Bunkers Hill, Bersham.
New Designs for Industrial Workers. Though many works proprietors were satisfied at first with the traditional forms of Welsh housing, in other parts of Britain new house types were being developed towards the end of the eighteenth century especially to suit the needs of industry. Some of these designs were introduced to Wales by industrialists who either had used them already elsewhere or hoped that they would help to reduce construction costs and save land. The new designs used less building material, and often economised by combining workshops and dwellings in one block or by placing houses back-to-back, one over another, or in interlocking layouts.
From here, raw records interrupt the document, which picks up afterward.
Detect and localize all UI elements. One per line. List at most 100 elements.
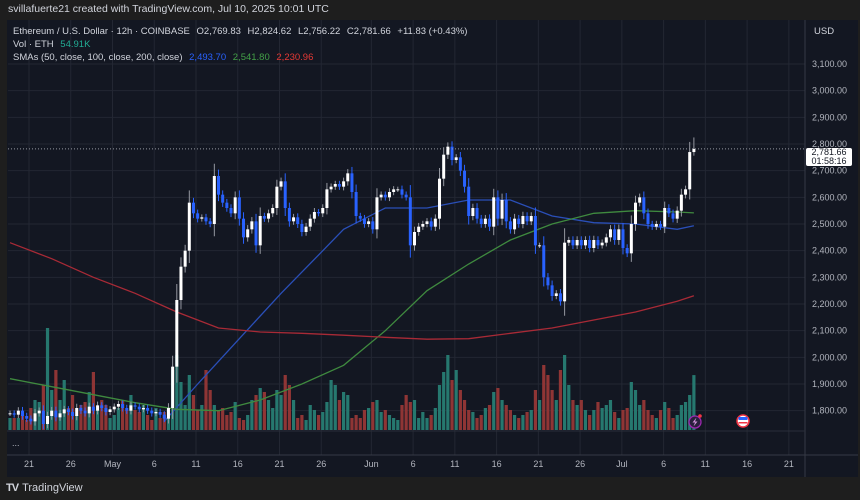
volume-bar [588, 415, 592, 430]
ohlc-high: H2,824.62 [247, 26, 292, 37]
candle [362, 214, 366, 228]
candle [513, 213, 517, 235]
candle-body [392, 189, 396, 193]
candle-body [146, 408, 150, 411]
candle-body [475, 208, 479, 219]
candle-body [533, 216, 537, 246]
sma-line [163, 199, 695, 422]
candle [108, 406, 112, 416]
candle [246, 225, 250, 242]
volume-bar [12, 418, 16, 430]
volume-bar [554, 400, 558, 430]
volume-bar [437, 385, 442, 430]
candle-body [538, 245, 542, 247]
volume-bar [442, 372, 446, 430]
candle-body [575, 240, 579, 246]
candle-body [66, 409, 70, 413]
candle-body [592, 240, 596, 249]
candle [450, 141, 454, 166]
candle [141, 405, 145, 413]
candle [417, 222, 421, 236]
candle-body [50, 410, 54, 417]
candle-body [358, 216, 362, 219]
chart-frame[interactable] [7, 20, 858, 477]
candle-body [659, 224, 663, 227]
candle [46, 411, 50, 429]
candle-body [600, 242, 604, 246]
candle-body [317, 212, 321, 214]
candle-body [166, 408, 170, 419]
y-tick-label: 2,200.00 [812, 299, 847, 309]
candle-body [125, 408, 129, 411]
candle-body [337, 184, 341, 187]
candle-body [654, 224, 658, 227]
volume-bar [175, 355, 179, 430]
candle [208, 218, 212, 228]
volume-value: 54.91K [60, 39, 91, 50]
y-tick-label: 1,800.00 [812, 406, 847, 416]
pane-menu[interactable]: ... [12, 438, 20, 448]
candle-body [446, 146, 450, 155]
candle-body [450, 146, 454, 161]
volume-bar [375, 400, 379, 430]
currency-label[interactable]: USD [814, 26, 835, 37]
candle [71, 408, 75, 420]
volume-bar [396, 420, 400, 430]
volume-bar [308, 405, 312, 430]
candle-body [200, 217, 204, 219]
volume-bar [212, 405, 216, 430]
candle-body [454, 157, 458, 161]
candle-body [204, 217, 208, 222]
candle [634, 195, 637, 231]
volume-bar [663, 402, 667, 430]
candle [154, 409, 158, 417]
candle [421, 220, 425, 230]
candle-body [663, 208, 667, 227]
symbol-name[interactable]: Ethereum / U.S. Dollar · 12h · COINBASE [13, 26, 190, 37]
us-flag-icon[interactable] [736, 414, 750, 428]
footer-brand[interactable]: TradingView [22, 482, 83, 494]
x-tick-label: 26 [316, 459, 326, 469]
candle-body [417, 226, 421, 233]
volume-bar [633, 390, 638, 430]
candle [267, 209, 271, 223]
candle [579, 236, 583, 250]
candle-body [429, 221, 433, 227]
volume-bar [404, 395, 408, 430]
candle [333, 180, 337, 190]
volume-bar [204, 370, 208, 430]
candle [550, 280, 554, 301]
candle-body [438, 178, 442, 219]
candle-body [342, 181, 346, 187]
candle [217, 169, 220, 202]
candle [16, 407, 20, 419]
candle [183, 244, 187, 273]
sma-line [9, 242, 695, 340]
candle [625, 244, 629, 258]
volume-bar [346, 395, 350, 430]
candle-body [46, 416, 50, 425]
x-tick-label: 21 [24, 459, 34, 469]
candle-body [175, 300, 179, 367]
candle-body [141, 408, 145, 410]
volume-bar [387, 415, 392, 430]
volume-bar [191, 395, 196, 430]
volume-label[interactable]: Vol · ETH [13, 39, 54, 50]
volume-bar [583, 410, 588, 430]
candle-body [613, 229, 617, 241]
candle-body [692, 148, 696, 153]
candle-body [634, 202, 637, 225]
candle [646, 208, 650, 229]
candle-body [37, 410, 41, 414]
candle [133, 402, 137, 410]
candle [187, 190, 191, 263]
candle [588, 235, 592, 253]
candle-body [467, 186, 471, 217]
x-tick-label: 6 [152, 459, 157, 469]
sma-label[interactable]: SMAs (50, close, 100, close, 200, close) [13, 52, 183, 63]
candle [279, 177, 283, 191]
volume-bar [237, 418, 241, 430]
candle [150, 407, 154, 417]
candle [558, 289, 562, 306]
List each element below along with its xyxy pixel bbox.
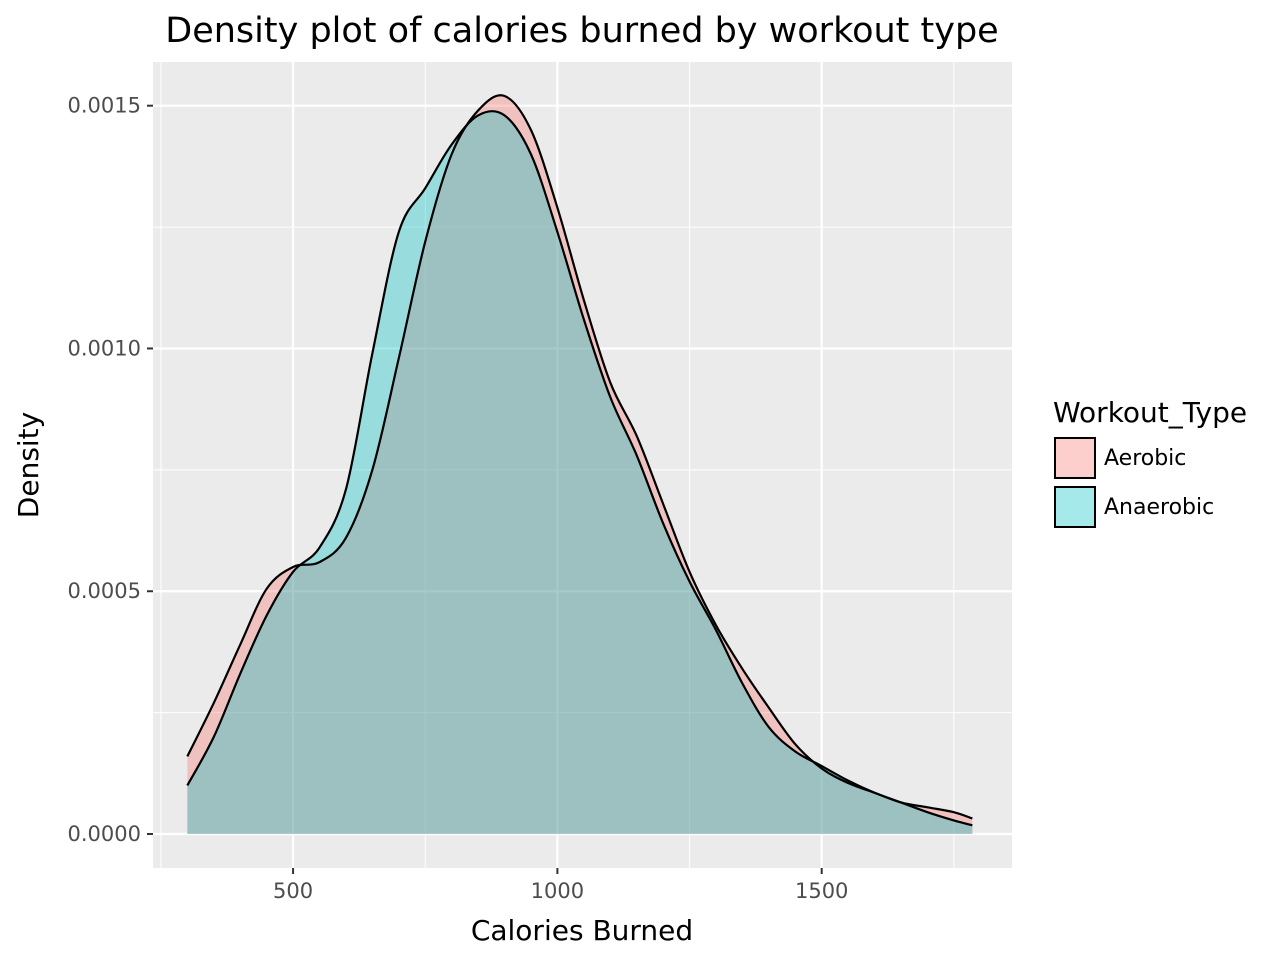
legend-label-aerobic: Aerobic (1104, 446, 1186, 471)
y-tick-label: 0.0010 (68, 336, 141, 360)
x-tick-label: 1500 (795, 879, 848, 903)
chart-title: Density plot of calories burned by worko… (165, 11, 998, 51)
legend-swatch-aerobic (1054, 437, 1096, 479)
major-gridlines (153, 62, 1012, 868)
y-tick-label: 0.0005 (68, 579, 141, 603)
x-tick-label: 500 (273, 879, 313, 903)
density-areas (187, 95, 973, 835)
plot-panel (153, 62, 1012, 868)
legend-swatch-anaerobic (1054, 486, 1096, 528)
density-lines (186, 94, 973, 827)
y-tick-label: 0.0015 (68, 94, 141, 118)
x-tick-label: 1000 (531, 879, 584, 903)
density-line-anaerobic (186, 110, 973, 827)
legend-items: Aerobic Anaerobic (1054, 437, 1214, 528)
legend-key-bg-aerobic (1055, 438, 1095, 478)
x-axis-title: Calories Burned (471, 914, 693, 947)
legend-label-anaerobic: Anaerobic (1104, 495, 1214, 520)
legend: Workout_Type Aerobic Anaerobic (1053, 396, 1247, 528)
y-tick-label: 0.0000 (68, 822, 141, 846)
density-area-anaerobic (187, 111, 973, 835)
minor-gridlines (153, 62, 1012, 868)
legend-key-bg-anaerobic (1055, 487, 1095, 527)
density-line-aerobic (186, 94, 973, 820)
x-axis: 500 1000 1500 (273, 868, 848, 903)
y-axis-title: Density (12, 412, 45, 518)
y-axis: 0.0000 0.0005 0.0010 0.0015 (68, 94, 153, 846)
density-area-aerobic (187, 95, 973, 835)
legend-title: Workout_Type (1053, 396, 1247, 429)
Bunkers Hill, Bersham (SJ 3120 4926) was built soon after 1785. It is one of the earliest rows of industrial houses in Wales. At first sight, these single-storey two-room dwellings are similar to the traditional cottages of the West of Wales. But the design was actually imported from Shropshire, where it was then common, by the English ironmaster John Wilkinson. The unbroken long row of houses built end to end, the brick walls and the steeply-pitched roof, better suited to clay tiles than to Welsh slates, are all features found in early housing in the Shropshire coal-field. Bunkers Hill, which could only be visited by prior appointment, was derelict and unused in 1976. Unknown date for it’s demolition although it appears in the article which was published in 1989.